Case description
A 67-year-old female with a history of diabetes and hypertension was
admitted to the coronary care unit due to dyspnea associated with
dizziness, intermittent holocranial headache (Verbal Pain Intensity
Scale 3/10), cough, and stabbing chest pain that had begun three years
prior. Dyspnea had evolved from grade I to IV on the New York Heart
Association (NYHA) Scale in a one month period, after which she
consulted her physician, who referred her to the cardiologist after
ordering an anteroposterior chest-x ray that showed left cardiomegaly.
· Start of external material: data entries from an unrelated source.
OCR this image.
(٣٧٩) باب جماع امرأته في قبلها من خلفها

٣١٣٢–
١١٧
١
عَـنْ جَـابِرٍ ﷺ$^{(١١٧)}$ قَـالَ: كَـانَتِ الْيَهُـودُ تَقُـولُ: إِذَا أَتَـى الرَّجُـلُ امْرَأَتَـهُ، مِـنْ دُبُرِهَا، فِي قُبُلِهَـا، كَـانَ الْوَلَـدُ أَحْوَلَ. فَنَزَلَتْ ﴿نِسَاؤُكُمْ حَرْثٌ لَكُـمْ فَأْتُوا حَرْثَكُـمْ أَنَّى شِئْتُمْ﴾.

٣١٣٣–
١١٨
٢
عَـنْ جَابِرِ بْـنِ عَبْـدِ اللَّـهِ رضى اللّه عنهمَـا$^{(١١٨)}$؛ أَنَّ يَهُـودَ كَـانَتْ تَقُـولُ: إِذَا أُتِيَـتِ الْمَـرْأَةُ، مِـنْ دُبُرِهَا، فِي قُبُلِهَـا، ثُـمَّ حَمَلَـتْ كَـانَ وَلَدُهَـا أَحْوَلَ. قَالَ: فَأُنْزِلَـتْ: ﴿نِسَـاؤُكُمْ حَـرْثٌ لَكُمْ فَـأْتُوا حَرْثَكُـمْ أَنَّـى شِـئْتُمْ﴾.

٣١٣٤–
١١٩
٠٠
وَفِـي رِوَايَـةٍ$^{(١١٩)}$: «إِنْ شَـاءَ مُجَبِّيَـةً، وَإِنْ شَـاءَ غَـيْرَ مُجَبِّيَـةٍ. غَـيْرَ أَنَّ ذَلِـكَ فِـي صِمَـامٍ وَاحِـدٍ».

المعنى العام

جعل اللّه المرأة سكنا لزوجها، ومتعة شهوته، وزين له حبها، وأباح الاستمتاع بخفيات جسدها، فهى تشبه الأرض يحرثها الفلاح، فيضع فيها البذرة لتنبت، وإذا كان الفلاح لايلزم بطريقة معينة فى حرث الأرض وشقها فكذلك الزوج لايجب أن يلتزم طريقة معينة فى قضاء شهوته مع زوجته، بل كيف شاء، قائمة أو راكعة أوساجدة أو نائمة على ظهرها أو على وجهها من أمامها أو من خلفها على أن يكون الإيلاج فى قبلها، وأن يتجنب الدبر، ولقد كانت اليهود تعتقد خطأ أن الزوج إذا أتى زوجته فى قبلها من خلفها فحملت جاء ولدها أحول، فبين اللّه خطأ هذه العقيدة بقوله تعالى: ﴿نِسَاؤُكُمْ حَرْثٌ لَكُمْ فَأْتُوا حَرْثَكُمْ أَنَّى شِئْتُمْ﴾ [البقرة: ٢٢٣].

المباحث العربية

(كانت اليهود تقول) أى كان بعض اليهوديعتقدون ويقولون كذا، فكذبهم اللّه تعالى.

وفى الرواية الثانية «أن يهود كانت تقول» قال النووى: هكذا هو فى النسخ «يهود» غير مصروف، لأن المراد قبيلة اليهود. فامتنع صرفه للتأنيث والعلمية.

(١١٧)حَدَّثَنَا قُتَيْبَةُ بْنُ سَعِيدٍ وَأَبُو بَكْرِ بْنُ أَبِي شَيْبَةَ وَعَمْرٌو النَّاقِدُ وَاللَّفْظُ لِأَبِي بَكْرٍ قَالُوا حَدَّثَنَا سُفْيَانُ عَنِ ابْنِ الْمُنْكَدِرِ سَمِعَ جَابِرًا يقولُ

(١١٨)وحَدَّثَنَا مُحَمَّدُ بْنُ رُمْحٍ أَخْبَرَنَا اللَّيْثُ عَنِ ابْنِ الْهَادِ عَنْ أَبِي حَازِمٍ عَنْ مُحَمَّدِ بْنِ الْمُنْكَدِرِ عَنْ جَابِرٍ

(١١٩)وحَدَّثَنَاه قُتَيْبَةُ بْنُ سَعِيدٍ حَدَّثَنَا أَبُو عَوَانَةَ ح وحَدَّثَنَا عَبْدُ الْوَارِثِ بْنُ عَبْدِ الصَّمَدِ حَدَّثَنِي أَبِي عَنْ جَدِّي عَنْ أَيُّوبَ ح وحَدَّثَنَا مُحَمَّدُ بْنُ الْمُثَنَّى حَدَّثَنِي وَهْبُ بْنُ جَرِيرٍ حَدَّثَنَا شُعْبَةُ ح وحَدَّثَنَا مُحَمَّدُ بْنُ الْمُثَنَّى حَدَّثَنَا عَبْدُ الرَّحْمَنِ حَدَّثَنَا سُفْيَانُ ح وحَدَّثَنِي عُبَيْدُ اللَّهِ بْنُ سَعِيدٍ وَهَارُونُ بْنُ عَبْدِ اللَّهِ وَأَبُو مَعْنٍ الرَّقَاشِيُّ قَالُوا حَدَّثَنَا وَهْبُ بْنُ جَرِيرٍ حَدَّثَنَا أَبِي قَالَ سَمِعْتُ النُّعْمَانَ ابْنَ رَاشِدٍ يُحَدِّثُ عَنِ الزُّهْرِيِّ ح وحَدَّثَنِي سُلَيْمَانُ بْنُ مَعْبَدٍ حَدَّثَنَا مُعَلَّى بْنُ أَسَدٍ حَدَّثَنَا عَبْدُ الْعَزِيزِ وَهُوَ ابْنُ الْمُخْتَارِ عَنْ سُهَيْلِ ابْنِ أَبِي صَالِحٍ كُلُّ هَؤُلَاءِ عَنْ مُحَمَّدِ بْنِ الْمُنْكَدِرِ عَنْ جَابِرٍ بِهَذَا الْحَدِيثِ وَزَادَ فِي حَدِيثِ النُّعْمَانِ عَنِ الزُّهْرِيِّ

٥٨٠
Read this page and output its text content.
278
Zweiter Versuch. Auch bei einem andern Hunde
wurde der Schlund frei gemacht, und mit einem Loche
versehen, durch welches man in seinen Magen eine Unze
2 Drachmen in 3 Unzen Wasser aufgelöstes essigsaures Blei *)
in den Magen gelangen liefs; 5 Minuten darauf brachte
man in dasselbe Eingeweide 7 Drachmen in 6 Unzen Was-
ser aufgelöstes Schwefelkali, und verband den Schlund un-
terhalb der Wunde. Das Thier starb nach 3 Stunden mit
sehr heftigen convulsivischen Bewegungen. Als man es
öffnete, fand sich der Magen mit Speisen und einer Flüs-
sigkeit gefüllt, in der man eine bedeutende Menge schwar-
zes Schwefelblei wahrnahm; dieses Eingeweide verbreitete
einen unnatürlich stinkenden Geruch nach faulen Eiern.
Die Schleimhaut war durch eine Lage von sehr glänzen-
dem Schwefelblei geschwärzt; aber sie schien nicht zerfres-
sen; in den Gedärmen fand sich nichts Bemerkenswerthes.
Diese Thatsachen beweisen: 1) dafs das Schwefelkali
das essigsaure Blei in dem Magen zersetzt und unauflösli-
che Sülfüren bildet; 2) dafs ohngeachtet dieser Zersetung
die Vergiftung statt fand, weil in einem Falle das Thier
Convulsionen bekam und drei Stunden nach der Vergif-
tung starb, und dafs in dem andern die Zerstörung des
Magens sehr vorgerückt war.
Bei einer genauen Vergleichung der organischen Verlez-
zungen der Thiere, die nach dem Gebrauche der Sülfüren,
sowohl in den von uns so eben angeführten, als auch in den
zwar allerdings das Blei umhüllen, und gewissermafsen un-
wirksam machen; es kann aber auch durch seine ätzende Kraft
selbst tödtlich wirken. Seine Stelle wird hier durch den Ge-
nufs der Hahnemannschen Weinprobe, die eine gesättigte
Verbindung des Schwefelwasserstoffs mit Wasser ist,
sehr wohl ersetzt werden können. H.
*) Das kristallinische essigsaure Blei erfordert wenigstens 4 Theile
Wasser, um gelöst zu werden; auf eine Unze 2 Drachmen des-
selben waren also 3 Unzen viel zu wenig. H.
An apex beat was found on the 5th left intercostal space with a split
second sound secondary to a tumor plop. Follow-up transthoracic
echocardiogram (TTE) was performed, showing a mobile, regular edged 59 x
49 mm LA mass with a thin peduncle attachment to the atrial septum, that
protruded towards the left ventricle during diastole. An
electrocardiogram was performed, showing sinus rhythm with a slight left
axis deviation. (Figure 1) Subsequent Transesophageal
Echocardiography (TEE) was performed, observing a mass in the LA.(Figure 2) Surgical removal of the mass was performed
successfully, and the patient recovered fully after a few days.
Histopathologic analysis showed characteristic mucoid degeneration with
stellate cells (Figure 3) , thus confirming the diagnosis of a
left atrial myxoma that correlated in shape and size to the mass
observed through transillumination echocardiography (Figure 4) .
Follow-up TTE showed the absence of the mass with an adequately
functioning mitral valve and left ventricle.